Unit 10 Review
CSP Conceptual Framework
IOC-2 - The use of computing innovations may involve risks to your personal safety and identity.
IOC-2.A - Describe the risks to privacy from collecting and storing personal data on a computer system.
CSTA K-12 Computer Science Standards (2017)
IC - Impacts of Computing
2-IC-23 - Describe tradeoffs between allowing information to be public and keeping information private and secure.
3A-IC-29 - Explain the privacy concerns related to the collection and generation of data through automated processes that may not be evident to users.
3A-IC-30 - Evaluate the social and economic implications of privacy in the context of safety, law, or ethics.
Students learn that the apps, websites, and other computing innovations they use every day require a lot of data to run, much of which they might consider being private or personal. In the warm-up students discuss which of a list of possible information types they consider private.

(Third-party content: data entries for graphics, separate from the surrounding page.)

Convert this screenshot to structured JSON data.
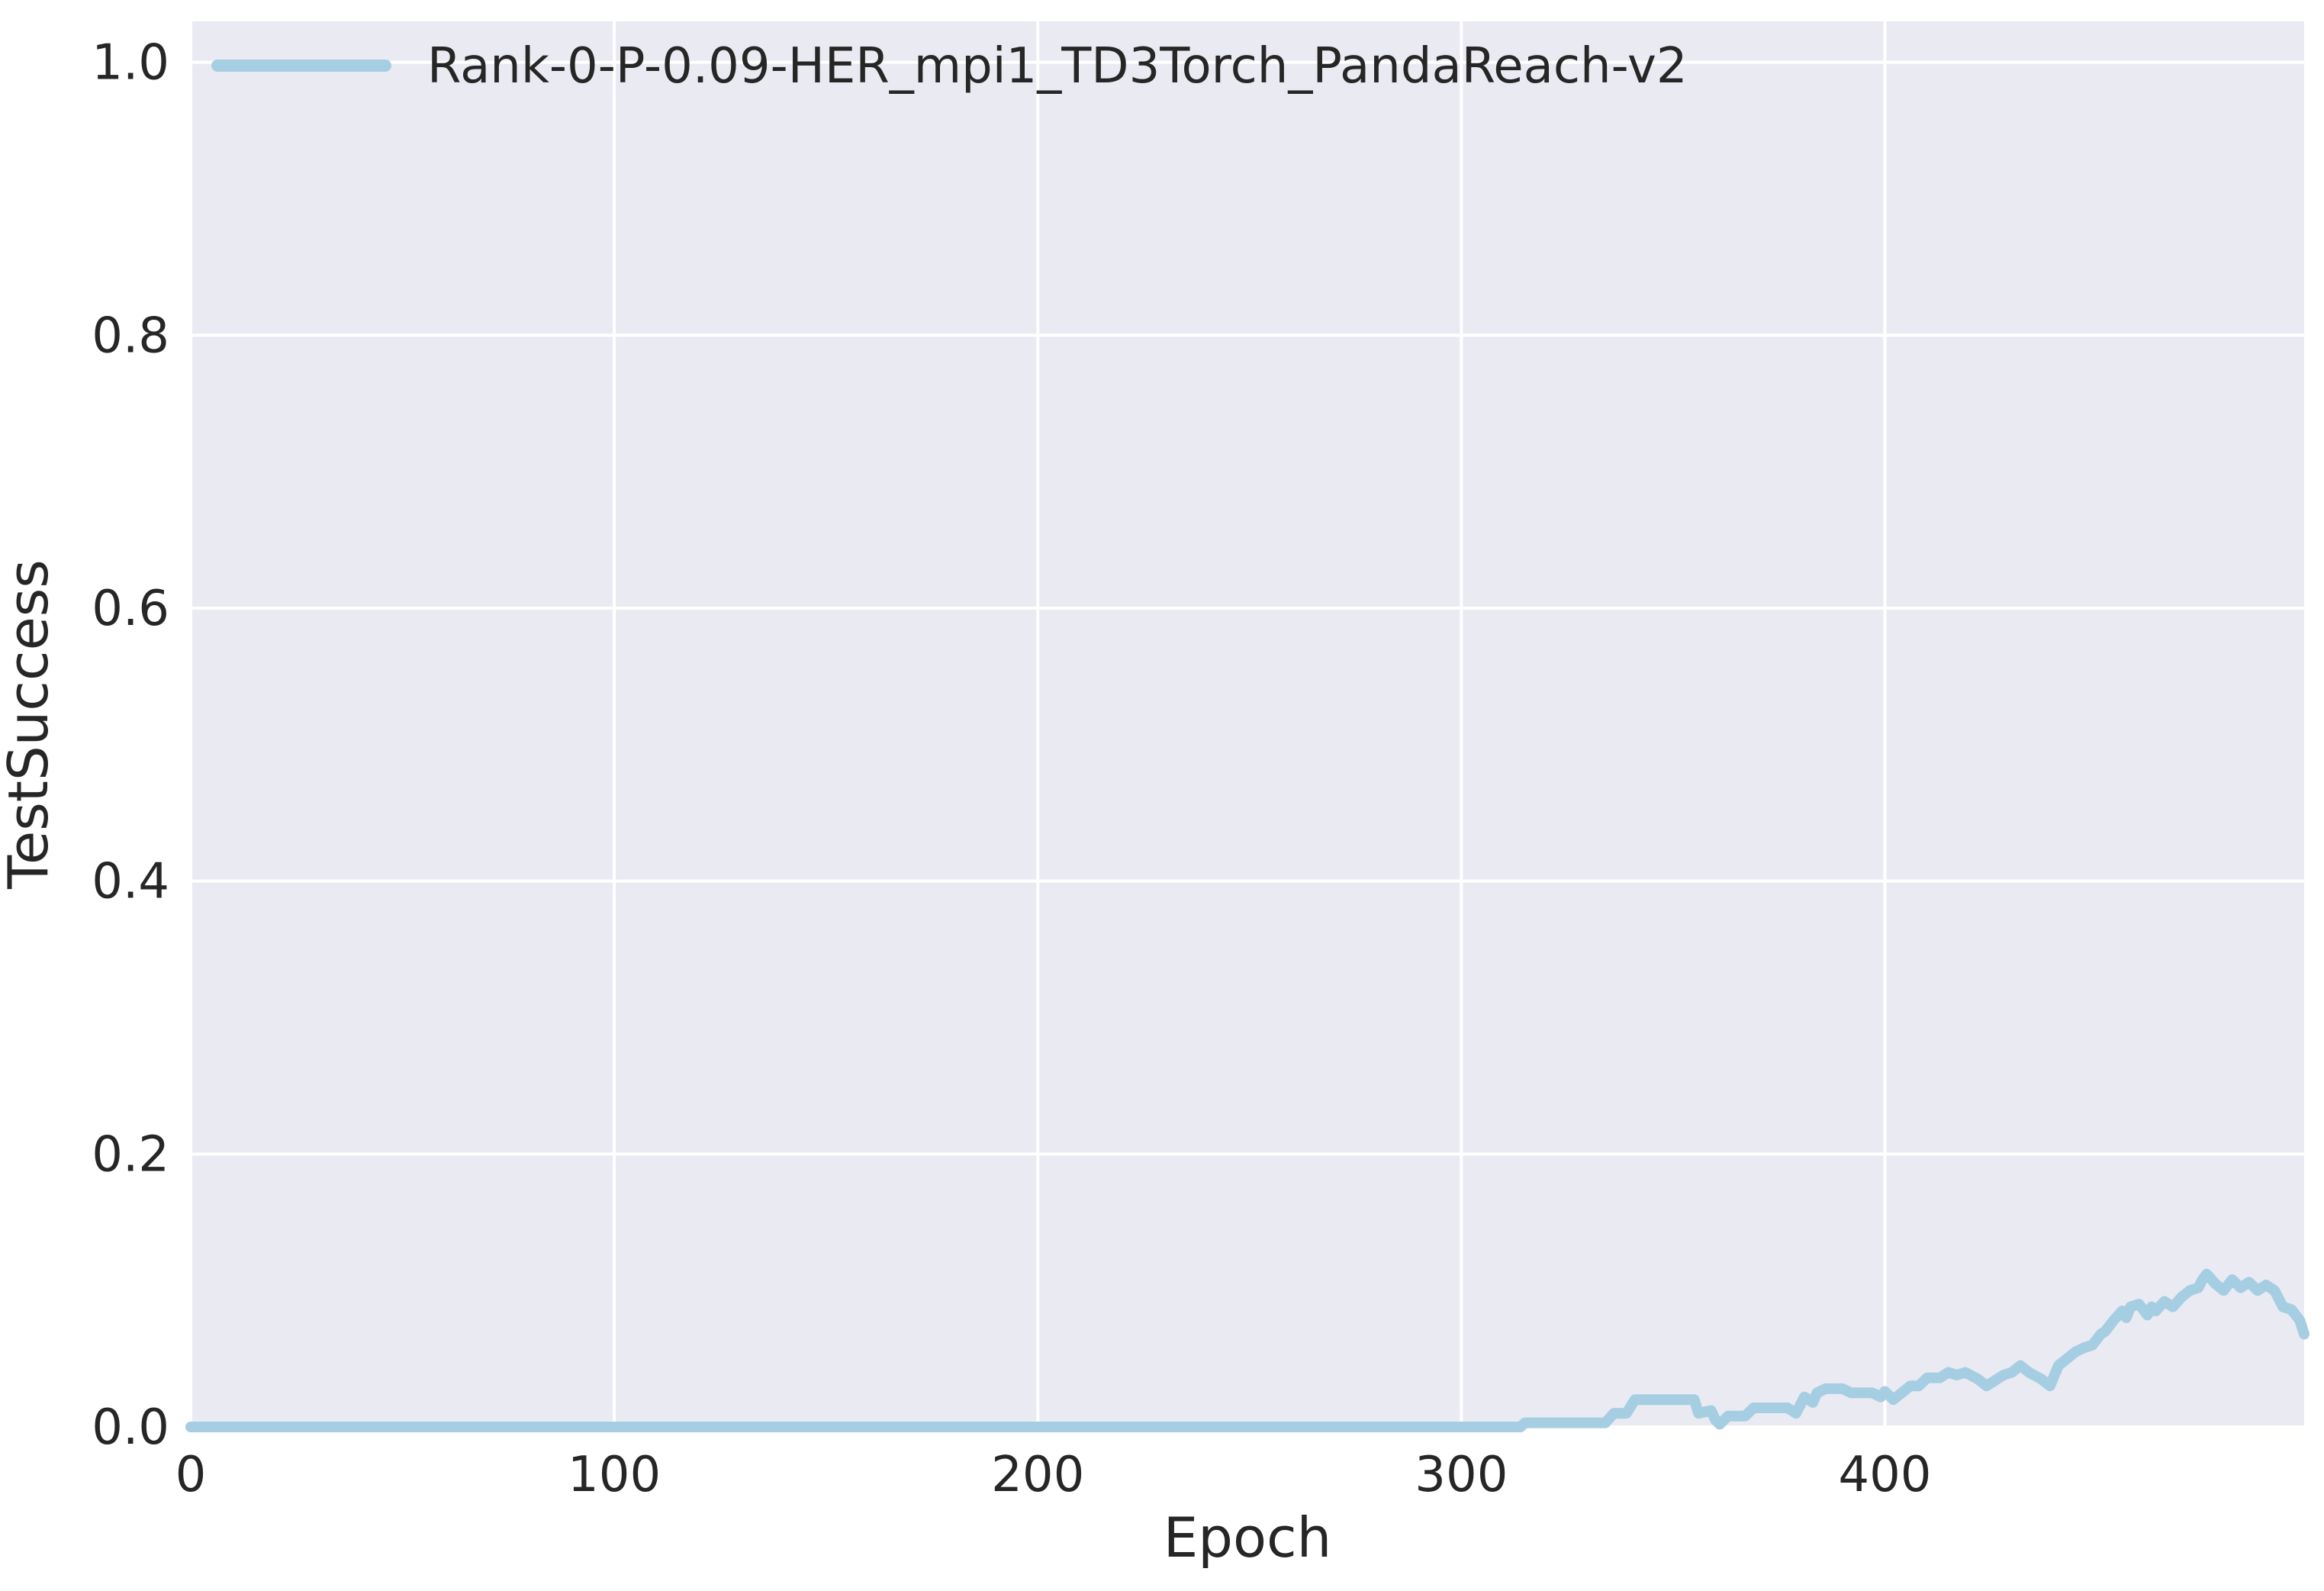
{
  "chart_data": {
    "type": "line",
    "title": "",
    "xlabel": "Epoch",
    "ylabel": "TestSuccess",
    "xlim": [
      0,
      499
    ],
    "ylim": [
      0.0,
      1.03
    ],
    "xticks": [
      0,
      100,
      200,
      300,
      400
    ],
    "xtick_labels": [
      "0",
      "100",
      "200",
      "300",
      "400"
    ],
    "yticks": [
      0.0,
      0.2,
      0.4,
      0.6,
      0.8,
      1.0
    ],
    "ytick_labels": [
      "0.0",
      "0.2",
      "0.4",
      "0.6",
      "0.8",
      "1.0"
    ],
    "grid": true,
    "legend_position": "top-left",
    "colors": {
      "background": "#eaeaf2",
      "grid": "#ffffff",
      "text": "#262626"
    },
    "series": [
      {
        "name": "Rank-0-P-0.09-HER_mpi1_TD3Torch_PandaReach-v2",
        "color": "#a6cee3",
        "x": [
          0,
          314,
          315,
          334,
          336,
          339,
          341,
          355,
          356,
          359,
          360,
          361,
          363,
          367,
          369,
          377,
          379,
          381,
          383,
          384,
          386,
          390,
          392,
          397,
          399,
          400,
          402,
          404,
          406,
          408,
          410,
          413,
          415,
          417,
          419,
          422,
          424,
          428,
          430,
          432,
          434,
          437,
          439,
          441,
          443,
          445,
          447,
          449,
          451,
          452,
          454,
          456,
          457,
          458,
          460,
          462,
          463,
          464,
          466,
          468,
          470,
          472,
          474,
          475,
          476,
          478,
          480,
          482,
          484,
          486,
          488,
          490,
          492,
          494,
          496,
          498,
          499
        ],
        "y": [
          0.0,
          0.0,
          0.003,
          0.003,
          0.01,
          0.01,
          0.02,
          0.02,
          0.01,
          0.012,
          0.005,
          0.002,
          0.008,
          0.008,
          0.014,
          0.014,
          0.01,
          0.022,
          0.018,
          0.025,
          0.028,
          0.028,
          0.025,
          0.025,
          0.022,
          0.026,
          0.02,
          0.025,
          0.03,
          0.03,
          0.036,
          0.036,
          0.04,
          0.038,
          0.04,
          0.035,
          0.03,
          0.038,
          0.04,
          0.045,
          0.04,
          0.035,
          0.03,
          0.045,
          0.05,
          0.055,
          0.058,
          0.06,
          0.068,
          0.07,
          0.078,
          0.085,
          0.08,
          0.088,
          0.09,
          0.082,
          0.088,
          0.085,
          0.092,
          0.088,
          0.095,
          0.1,
          0.102,
          0.108,
          0.112,
          0.105,
          0.1,
          0.108,
          0.102,
          0.106,
          0.1,
          0.104,
          0.1,
          0.088,
          0.086,
          0.078,
          0.068
        ]
      }
    ]
  }
}
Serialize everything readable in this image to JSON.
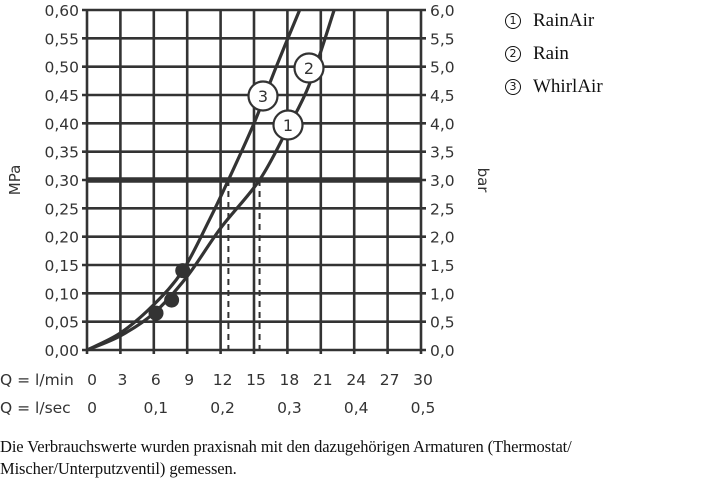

Then students read the data policies from a website or service they use or know about. This investigation focuses on the kinds of data that are being collected, the way it's being used, and any potential privacy concerns that arise. A brief second activity reveals that even data that may not seem private, like a birthdate or zipcode, can be combined to uniquely identify them. To conclude the lesson students prepare for a discussion in the following class about the pros and cons of sharing all this data by journaling about their current thoughts on whether the harms of giving up this privacy are outweighed by the benefits of the technology they power.
This lesson is closely tied with the one that follows. In today's lesson students focus primarily on understanding the kinds of data that are collected by modern apps, websites, and computing innovations, and the ways that this may sometimes lead to sharing private information. In the following lesson students will specifically discuss the pros and cons of sharing that information.